Dems’ healthcare idea not ‘settled in the public mind’

In these pages last week, the respected Democratic pollster Mark Mellman claimed that public opinion on a public option, a possible government-run health insurance plan, was “settled in the public mind” (column, July 22). On the contrary, this is precisely the kind of proposal — complex, complicated, with multiple unintended consequences — on which public opinion evolves as voters learn more about the proposal and its implications. When it comes to implementing a public option, voter sentiment is very much up in the air.

Mr. Mellman criticized Resurgent Republic for asking voters which of these two statements they agree with:

• “Congressman A says Americans need a public health insurance plan administered by the federal government to expand choices and control costs by competing with private health insurance companies.”

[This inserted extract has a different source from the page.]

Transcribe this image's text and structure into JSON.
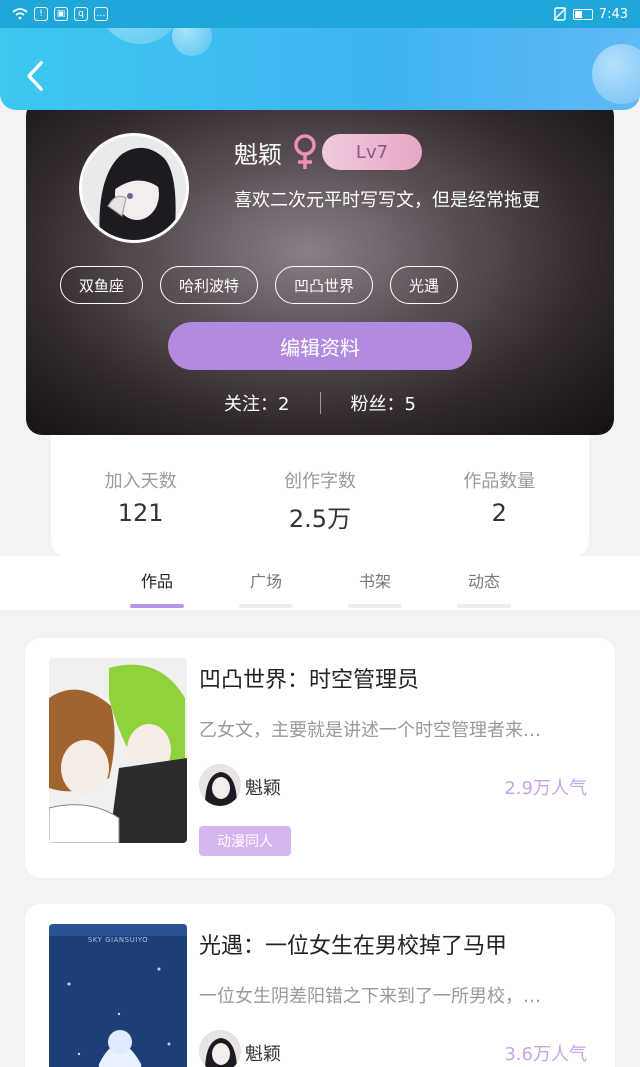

• “Congressman B says a government-run health insurance plan will use taxpayer subsidies to undercut private insurance rates, and force private companies out of business, resulting in everyone going into a government-run plan.”

Mr. Mellman said that Congressman B’s argument was “wildly inaccurate.” But that is precisely the argument being made by opponents of a public option. To keep premiums low for people who are now uninsured, premiums will need to be set below current market rates. That will create an incentive for people who now have private insurance to switch to the public plan. Moreover, it will create an enormous incentive for employers to lower their costs by switching employees to the public plan. And that will eventually drive private insurance companies out of business.

When presented this way, voters overall split evenly, with 47 percent backing Congressman A and 45 percent backing Congressman B. Democrats choose Congressman A by 71 percent to 23 percent and Republicans choose Congressman B by 67 percent to 28 percent. But the swing group of independents agrees with Congressman B by 51 percent to 37 percent. On this as well as many other fiscal and healthcare issues, independents look far more like Republicans than Democrats.

Survey results showing large majorities supporting government-run health insurance often present only one side of the argument. An excellent example is the question posed by The New York Times: “Would you favor or oppose the government’s offering everyone a government-administered health insurance plan like Medicare that would compete with private health insurance plans?”

Linking the new proposal to a popular program like Medicare, without an opposing argument as Resurgent Republic did, is guaranteed to generate large levels of support. Presenting both sides of the argument shows far more mixed results. And those results are likely to evolve as voters learn more and more about the implications and unintended consequences of instituting a public option.

Indeed, a Fox News poll taken July 21-22 demonstrates that evolution. To the question, “Do you favor or oppose the creation of a government-run health insurance plan that would compete in the marketplace against private insurance plans?” 44 percent were in favor and 48 percent opposed.

Pubic opinion on this issue is anything but “settled.” If anything, it may be settling against.